Incompréhension et isolement
Le grand regret de Laurence : que la maladie soit si méconnue, entraînant chez les patients un sentiment d’isolement et d’incompréhension. La réaction de l’entourage, en premier lieu, est décisive. Gilles, le mari de Laurence, la soutient depuis le début. « Je la connais, ce n’était pas dans ses habitudes de rester prostrée. Je voyais bien que quelque chose n’allait pas », raconte-t-il, avant de laisser sa compagne poursuivre. « Mais il y a des amis et des collègues qui n’ont pas compris, qui disaient que je n’avais pas envie de travailler, que j’étais juste fainéante… »
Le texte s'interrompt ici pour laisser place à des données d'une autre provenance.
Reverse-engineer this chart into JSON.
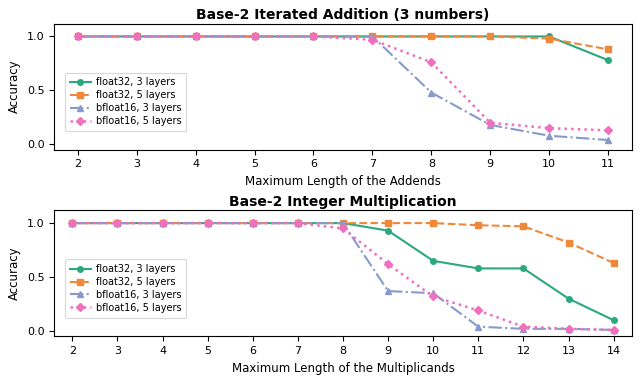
{
  "top": {
    "title": "Base-2 Iterated Addition (3 numbers)",
    "xlabel": "Maximum Length of the Addends",
    "ylabel": "Accuracy",
    "x": [
      2,
      3,
      4,
      5,
      6,
      7,
      8,
      9,
      10,
      11
    ],
    "float32_3": [
      1.0,
      1.0,
      1.0,
      1.0,
      1.0,
      1.0,
      1.0,
      1.0,
      1.0,
      0.78
    ],
    "float32_5": [
      1.0,
      1.0,
      1.0,
      1.0,
      1.0,
      1.0,
      1.0,
      1.0,
      0.98,
      0.88
    ],
    "bfloat16_3": [
      1.0,
      1.0,
      1.0,
      1.0,
      1.0,
      1.0,
      0.48,
      0.18,
      0.08,
      0.04
    ],
    "bfloat16_5": [
      1.0,
      1.0,
      1.0,
      1.0,
      1.0,
      0.97,
      0.76,
      0.2,
      0.15,
      0.13
    ],
    "xlim": [
      1.6,
      11.4
    ],
    "ylim": [
      -0.05,
      1.12
    ]
  },
  "bottom": {
    "title": "Base-2 Integer Multiplication",
    "xlabel": "Maximum Length of the Multiplicands",
    "ylabel": "Accuracy",
    "x": [
      2,
      3,
      4,
      5,
      6,
      7,
      8,
      9,
      10,
      11,
      12,
      13,
      14
    ],
    "float32_3": [
      1.0,
      1.0,
      1.0,
      1.0,
      1.0,
      1.0,
      1.0,
      0.93,
      0.65,
      0.58,
      0.58,
      0.3,
      0.1
    ],
    "float32_5": [
      1.0,
      1.0,
      1.0,
      1.0,
      1.0,
      1.0,
      1.0,
      1.0,
      1.0,
      0.98,
      0.97,
      0.82,
      0.63
    ],
    "bfloat16_3": [
      1.0,
      1.0,
      1.0,
      1.0,
      1.0,
      1.0,
      1.0,
      0.37,
      0.35,
      0.04,
      0.02,
      0.02,
      0.01
    ],
    "bfloat16_5": [
      1.0,
      1.0,
      1.0,
      1.0,
      1.0,
      1.0,
      0.95,
      0.62,
      0.32,
      0.19,
      0.04,
      0.02,
      0.01
    ],
    "xlim": [
      1.6,
      14.4
    ],
    "ylim": [
      -0.05,
      1.12
    ]
  },
  "colors": {
    "float32_3": "#2ca87f",
    "float32_5": "#f0883a",
    "bfloat16_3": "#8899cc",
    "bfloat16_5": "#f070c0"
  },
  "labels": {
    "float32_3": "float32, 3 layers",
    "float32_5": "float32, 5 layers",
    "bfloat16_3": "bfloat16, 3 layers",
    "bfloat16_5": "bfloat16, 5 layers"
  },
  "figsize": [
    6.4,
    3.83
  ],
  "dpi": 100
}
Pour lutter contre ce sentiment d’isolement et libérer la parole des malades, Laurence a créé l’association Ma fibromyalgie au quotidien en 2015, parce qu’ « une fois diagnostiqués, on est lâchés dans la nature sans savoir quoi faire ou à qui parler ». L’objectif : aider les malades dans leurs démarches, mais surtout leur permettre d’échanger entre eux pour qu’ils se sentent moins seuls. Ils le font au travers de cafés-rencontres, mais surtout d’un tchat, qui regroupe 2 500 personnes atteintes de fibromyalgie en France. « Il y a beaucoup de gens qui n’ont personne à qui en parler, et ce tchat est leur seul moyen de sortir du désarroi et de l’isolement. »
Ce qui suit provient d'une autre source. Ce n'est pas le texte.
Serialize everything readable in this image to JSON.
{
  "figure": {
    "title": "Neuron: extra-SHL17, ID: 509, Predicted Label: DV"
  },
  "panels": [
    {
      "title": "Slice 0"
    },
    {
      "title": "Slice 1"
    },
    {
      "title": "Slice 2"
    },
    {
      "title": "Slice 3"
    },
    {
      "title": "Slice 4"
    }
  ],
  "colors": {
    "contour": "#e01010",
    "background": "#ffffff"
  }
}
Le coucher de soleil, dont les couleurs traversent les vitres de la porte-fenêtre du salon, se reflète sur les cheveux bruns de Laurence. Lunettes sur le nez, vêtue d’une robe à fleurs, elle sourit. Après plusieurs années de difficultés au travail à cause de sa maladie, elle reprendra une formation via un Centre de réadaptation professionnelle (CRP) dans quelques semaines. Huit ans après l’arrivée de la maladie dans sa vie, elle garde son optimisme naturel.